Just like always I fall asleep when we’re barely 30 minutes into the movie and when I wake up he’s gone. He never says anything when he leaves but today there is a small piece of paper on my kitchen counter. I walk over and pick it up. I don’t start to cry until I’ve read it through for the 5th time. It reads:
“Hey Peaches, I know we haven’t been the same for a while but I wanted to apologize for not informing you that this will be the last time I’ll ever see you.

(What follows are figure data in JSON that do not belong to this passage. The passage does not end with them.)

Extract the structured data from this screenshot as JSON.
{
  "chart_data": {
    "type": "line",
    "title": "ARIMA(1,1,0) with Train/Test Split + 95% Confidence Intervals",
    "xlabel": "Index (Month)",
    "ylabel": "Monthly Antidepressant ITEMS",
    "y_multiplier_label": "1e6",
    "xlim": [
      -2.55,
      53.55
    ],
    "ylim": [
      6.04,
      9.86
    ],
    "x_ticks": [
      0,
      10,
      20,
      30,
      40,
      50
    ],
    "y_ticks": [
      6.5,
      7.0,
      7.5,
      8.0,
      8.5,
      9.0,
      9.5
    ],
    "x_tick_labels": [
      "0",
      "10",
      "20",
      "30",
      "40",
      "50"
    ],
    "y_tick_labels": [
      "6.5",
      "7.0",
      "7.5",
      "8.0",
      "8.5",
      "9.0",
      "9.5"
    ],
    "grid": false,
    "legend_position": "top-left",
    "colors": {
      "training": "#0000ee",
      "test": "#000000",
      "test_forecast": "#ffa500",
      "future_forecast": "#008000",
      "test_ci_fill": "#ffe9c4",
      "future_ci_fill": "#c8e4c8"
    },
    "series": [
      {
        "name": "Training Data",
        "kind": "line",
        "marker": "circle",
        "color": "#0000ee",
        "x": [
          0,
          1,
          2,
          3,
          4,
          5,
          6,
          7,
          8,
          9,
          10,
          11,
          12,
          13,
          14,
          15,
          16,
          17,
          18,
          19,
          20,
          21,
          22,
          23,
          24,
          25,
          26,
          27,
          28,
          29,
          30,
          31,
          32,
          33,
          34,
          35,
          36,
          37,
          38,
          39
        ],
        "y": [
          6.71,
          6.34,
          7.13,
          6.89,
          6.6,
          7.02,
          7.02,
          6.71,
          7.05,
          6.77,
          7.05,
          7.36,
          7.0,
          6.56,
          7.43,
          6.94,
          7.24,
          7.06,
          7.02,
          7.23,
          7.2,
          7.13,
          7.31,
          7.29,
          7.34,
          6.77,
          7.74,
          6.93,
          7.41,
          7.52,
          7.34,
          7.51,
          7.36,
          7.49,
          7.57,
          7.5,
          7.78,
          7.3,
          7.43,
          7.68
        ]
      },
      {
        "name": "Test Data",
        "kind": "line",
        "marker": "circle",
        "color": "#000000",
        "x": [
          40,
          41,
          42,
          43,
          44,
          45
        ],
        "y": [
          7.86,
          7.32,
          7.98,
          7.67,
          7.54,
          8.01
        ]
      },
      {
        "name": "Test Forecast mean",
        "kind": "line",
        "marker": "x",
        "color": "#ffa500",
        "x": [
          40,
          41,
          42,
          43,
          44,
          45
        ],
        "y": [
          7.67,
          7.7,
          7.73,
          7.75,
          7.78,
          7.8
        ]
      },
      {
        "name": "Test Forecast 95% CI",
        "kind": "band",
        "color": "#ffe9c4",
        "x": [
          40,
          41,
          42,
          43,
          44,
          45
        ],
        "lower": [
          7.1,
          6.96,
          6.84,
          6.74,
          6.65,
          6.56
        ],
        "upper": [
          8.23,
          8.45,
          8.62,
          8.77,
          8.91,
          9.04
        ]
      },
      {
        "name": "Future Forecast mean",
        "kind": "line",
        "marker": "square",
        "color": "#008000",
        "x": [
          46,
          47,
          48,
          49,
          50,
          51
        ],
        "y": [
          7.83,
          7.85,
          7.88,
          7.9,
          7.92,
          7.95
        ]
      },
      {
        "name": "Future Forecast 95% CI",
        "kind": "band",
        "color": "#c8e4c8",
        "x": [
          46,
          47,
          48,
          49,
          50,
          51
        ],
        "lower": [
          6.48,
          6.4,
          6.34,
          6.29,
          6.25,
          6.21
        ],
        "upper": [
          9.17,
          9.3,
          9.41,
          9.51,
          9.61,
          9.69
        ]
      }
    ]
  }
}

Today, I wished that you wouldn’t fall asleep like you always do so I could spend this last day with you properly but you couldn’t have known. It’s not your fault. I can’t be around you anymore. You only remind me of what I have taken from you and what I have lost by being with you. I need to understand and keep being you. This is not the end of our lives, it is just a new beginning. I think we could both use a fresh start.
-Forever yours, James”
Tears started to run down my face. I set the note down before it could become soiled with the rain of my soul. I should’ve done better. I should have been there for him when he needed me. I should never have given up on him. I’m such a quitter. I continued to cry as I dragged myself to my bed and buried myself under the covers and as I cried my head started to throb. I have no idea what to do with myself but after a while I can’t just skip the five stages of grief but it’s been two years since James left me that note and I couldn’t be happier. In the end I realized he was right and I thank him everyday for the fresh start he gave me because I was too scared to take it. Most stories end in a happy ending but just because I’m happy does not mean my story is over. I have so much to live for and nothing is weighing me down anymore.